Tesco Performs Well in UK, but Fresh & Easy Struggles in US
UK sales increased by 9.5% to £41.5bn (last year £37.9bn), including like-for-like growth of 4.3%, 2.7% growth from net new stores, a contribution of 2.1% from the 53rd week and a first-time contribution from the consolidation of TPF.
22/04/09 Leading UK retailer Tesco has reported a solid start to new financial year with 12.0% (ex-petrol) growth in Group sales, including increase in UK like-for-like sales of 3.4% in first six weeks (4.4% on a VAT-adjusted basis). The retailer reported a 15.1% increase in Group sales to £59.4bn with a 10.0% growth in underlying profit before tax, 12.4% rise in Group trading profit.
Terry Leahy, Chief Executive, commented: "At a time when customers everywhere are feeling the economic strain, we are responding to their changing needs in all our markets by lowering prices, introducing more affordable products and offering even sharper promotions. These actions, combined with our core strengths – in selling food and everyday essentials, owning our own property and having a broad business base – are helping us to cope well with the effects of the downturn. We are also pleased with the early performance of Tesco Personal Finance under our ownership and with the converted Homever stores in Korea."
"As a result, we have delivered a solid sales and profit performance, both in the UK and internationally, whilst continuing to invest in our long-term strategy for growth. We have made a good start to the new financial year and I am confident Tesco will continue to make good progress even in the current global economic environment."
Tesco said that in competitive market conditions, their core UK business delivered a year of solid progress. UK sales increased by 9.5% to £41.5bn (last year £37.9bn), including like-for-like growth of 4.3%, 2.7% growth from net new stores, a contribution of 2.1% from the 53rd week and a first-time contribution from the consolidation of TPF. Excluding petrol, like-for-like sales grew by 3.0%, with increases of 2.0% and 2.7% in the third and fourth quarters respectively.

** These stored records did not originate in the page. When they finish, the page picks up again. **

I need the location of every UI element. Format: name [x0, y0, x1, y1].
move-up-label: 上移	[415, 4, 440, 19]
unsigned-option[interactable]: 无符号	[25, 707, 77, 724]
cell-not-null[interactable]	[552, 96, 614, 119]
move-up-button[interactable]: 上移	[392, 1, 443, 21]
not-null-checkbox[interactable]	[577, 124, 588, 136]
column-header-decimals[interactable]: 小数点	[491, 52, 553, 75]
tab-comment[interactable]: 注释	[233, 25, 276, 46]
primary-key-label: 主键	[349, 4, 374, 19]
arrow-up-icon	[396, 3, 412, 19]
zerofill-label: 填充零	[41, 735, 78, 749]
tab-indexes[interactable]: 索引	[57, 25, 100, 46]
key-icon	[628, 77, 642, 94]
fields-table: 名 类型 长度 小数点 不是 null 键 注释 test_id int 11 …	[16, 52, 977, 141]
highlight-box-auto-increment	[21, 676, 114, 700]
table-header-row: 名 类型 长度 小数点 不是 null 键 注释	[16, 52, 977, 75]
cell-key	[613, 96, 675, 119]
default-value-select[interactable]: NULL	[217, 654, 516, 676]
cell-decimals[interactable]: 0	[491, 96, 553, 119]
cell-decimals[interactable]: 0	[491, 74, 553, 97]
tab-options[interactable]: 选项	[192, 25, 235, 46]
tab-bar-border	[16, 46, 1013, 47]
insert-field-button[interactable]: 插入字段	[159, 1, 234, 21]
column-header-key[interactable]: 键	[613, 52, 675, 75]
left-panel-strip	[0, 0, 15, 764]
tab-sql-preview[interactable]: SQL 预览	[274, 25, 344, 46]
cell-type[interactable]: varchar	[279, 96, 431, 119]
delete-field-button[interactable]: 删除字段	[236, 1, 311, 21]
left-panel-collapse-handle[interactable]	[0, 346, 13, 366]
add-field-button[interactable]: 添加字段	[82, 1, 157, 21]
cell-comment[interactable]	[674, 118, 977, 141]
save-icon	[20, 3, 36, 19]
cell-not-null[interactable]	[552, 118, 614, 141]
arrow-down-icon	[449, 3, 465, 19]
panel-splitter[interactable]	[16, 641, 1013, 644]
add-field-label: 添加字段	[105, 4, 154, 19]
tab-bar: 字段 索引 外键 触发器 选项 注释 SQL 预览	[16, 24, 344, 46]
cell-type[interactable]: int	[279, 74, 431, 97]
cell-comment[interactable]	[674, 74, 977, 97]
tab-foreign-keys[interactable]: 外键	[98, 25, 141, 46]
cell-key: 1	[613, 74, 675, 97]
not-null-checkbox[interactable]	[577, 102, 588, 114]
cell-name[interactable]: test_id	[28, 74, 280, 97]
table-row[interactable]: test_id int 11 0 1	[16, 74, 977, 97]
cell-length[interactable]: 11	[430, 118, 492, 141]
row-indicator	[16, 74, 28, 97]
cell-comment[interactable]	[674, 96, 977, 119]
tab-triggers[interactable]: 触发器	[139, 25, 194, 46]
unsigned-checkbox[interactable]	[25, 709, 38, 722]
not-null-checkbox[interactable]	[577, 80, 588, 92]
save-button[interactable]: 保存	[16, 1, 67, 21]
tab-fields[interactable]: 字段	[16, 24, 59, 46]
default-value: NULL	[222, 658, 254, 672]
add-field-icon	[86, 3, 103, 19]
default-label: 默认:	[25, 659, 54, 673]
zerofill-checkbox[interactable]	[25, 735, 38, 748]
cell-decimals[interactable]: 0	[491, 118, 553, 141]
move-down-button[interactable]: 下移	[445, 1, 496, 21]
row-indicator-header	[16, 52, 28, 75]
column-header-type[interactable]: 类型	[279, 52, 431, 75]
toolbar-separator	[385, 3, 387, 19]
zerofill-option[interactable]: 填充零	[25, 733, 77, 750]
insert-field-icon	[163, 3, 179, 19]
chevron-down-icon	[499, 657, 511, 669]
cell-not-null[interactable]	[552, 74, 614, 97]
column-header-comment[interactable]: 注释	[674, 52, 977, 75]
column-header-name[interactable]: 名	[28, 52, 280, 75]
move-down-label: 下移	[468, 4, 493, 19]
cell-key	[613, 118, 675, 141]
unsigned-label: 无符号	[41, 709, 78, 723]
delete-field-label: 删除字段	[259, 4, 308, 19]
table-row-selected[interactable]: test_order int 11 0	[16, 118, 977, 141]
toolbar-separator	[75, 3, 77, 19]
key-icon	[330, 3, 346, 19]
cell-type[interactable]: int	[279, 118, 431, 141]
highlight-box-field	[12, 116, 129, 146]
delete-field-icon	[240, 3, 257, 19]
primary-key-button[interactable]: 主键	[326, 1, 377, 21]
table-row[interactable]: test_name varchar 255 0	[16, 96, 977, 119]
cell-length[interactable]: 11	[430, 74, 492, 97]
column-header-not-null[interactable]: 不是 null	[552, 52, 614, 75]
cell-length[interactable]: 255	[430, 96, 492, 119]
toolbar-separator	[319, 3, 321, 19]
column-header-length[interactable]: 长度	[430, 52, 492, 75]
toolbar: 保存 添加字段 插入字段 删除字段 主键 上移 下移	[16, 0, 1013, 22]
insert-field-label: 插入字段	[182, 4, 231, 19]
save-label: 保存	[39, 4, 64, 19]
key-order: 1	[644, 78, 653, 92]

Adjusting for the reduction in VAT rates, which came into effect in early December, like-for-like growth excluding petrol was 3.7% in the fourth quarter.
The pattern of the retailer´s trading during the year was affected by a number of factors. Inflation reduced during the second half and the retailers rate of growth was also impacted by a sharp increase during the year in the level of downtrading by customers seeking to spend less on their weekly shop. Tesco supported both of these trends by cutting prices and introducing more affordable products – including their successful new 'Discounter' ranges. A combination of recovering competitors and more subdued customer demand in some non-food product categories continued to hold back sales progress in the second half, although non-food sales growth remained positive in a subdued market and broadly stable in like-for-like terms.
Increased productivity and good expense control enabled the retailer to maintain solid margins and deliver good profit growth despite these challenges, whilst also absorbing initial trading losses totalling around £22m on Tesco Direct. After these costs, UK trading profit rose 12.7% to £2,381m (last year £2,112m), with trading margins at 6.2%, including TPF, slightly up on last year. On a 52-week comparable basis, UK trading profit rose 10.7%.
Tesco´s expansion plans in the US has gone less well with its Fresh & Easy stores reporting higher than expected losses of £142m, principally as a result of the adverse movement in the Dollar. This is more than double the previous year’s loss of £62 million and more than the £100 million loss it had predicted. Tesco said that it was reining back on the growth of the chain, with just under 200 stores now expected to be open by March 2010, compared with the 400 it had planned.
"Given the scale of the economic downturn, particularly in Las Vegas, Phoenix and the Inland Empire region of California, we are also seeing increased demand from customers looking to make stretched household budgets go further – through more affordable products, larger pack sizes and additional range in some categories, such as grocery and frozen food. We are looking to meet these needs by making further changes to the stores."
"As previously announced, we are taking a more cautious approach to expansion by maintaining instead of accelerating the rate of new store opening, until economic conditions start to improve in the Western states in which we operate. We opened 62 new stores in the year with 0.6m square feet of selling space and we expect to open a similar number during the current year, mostly in the second half," the retailer reported.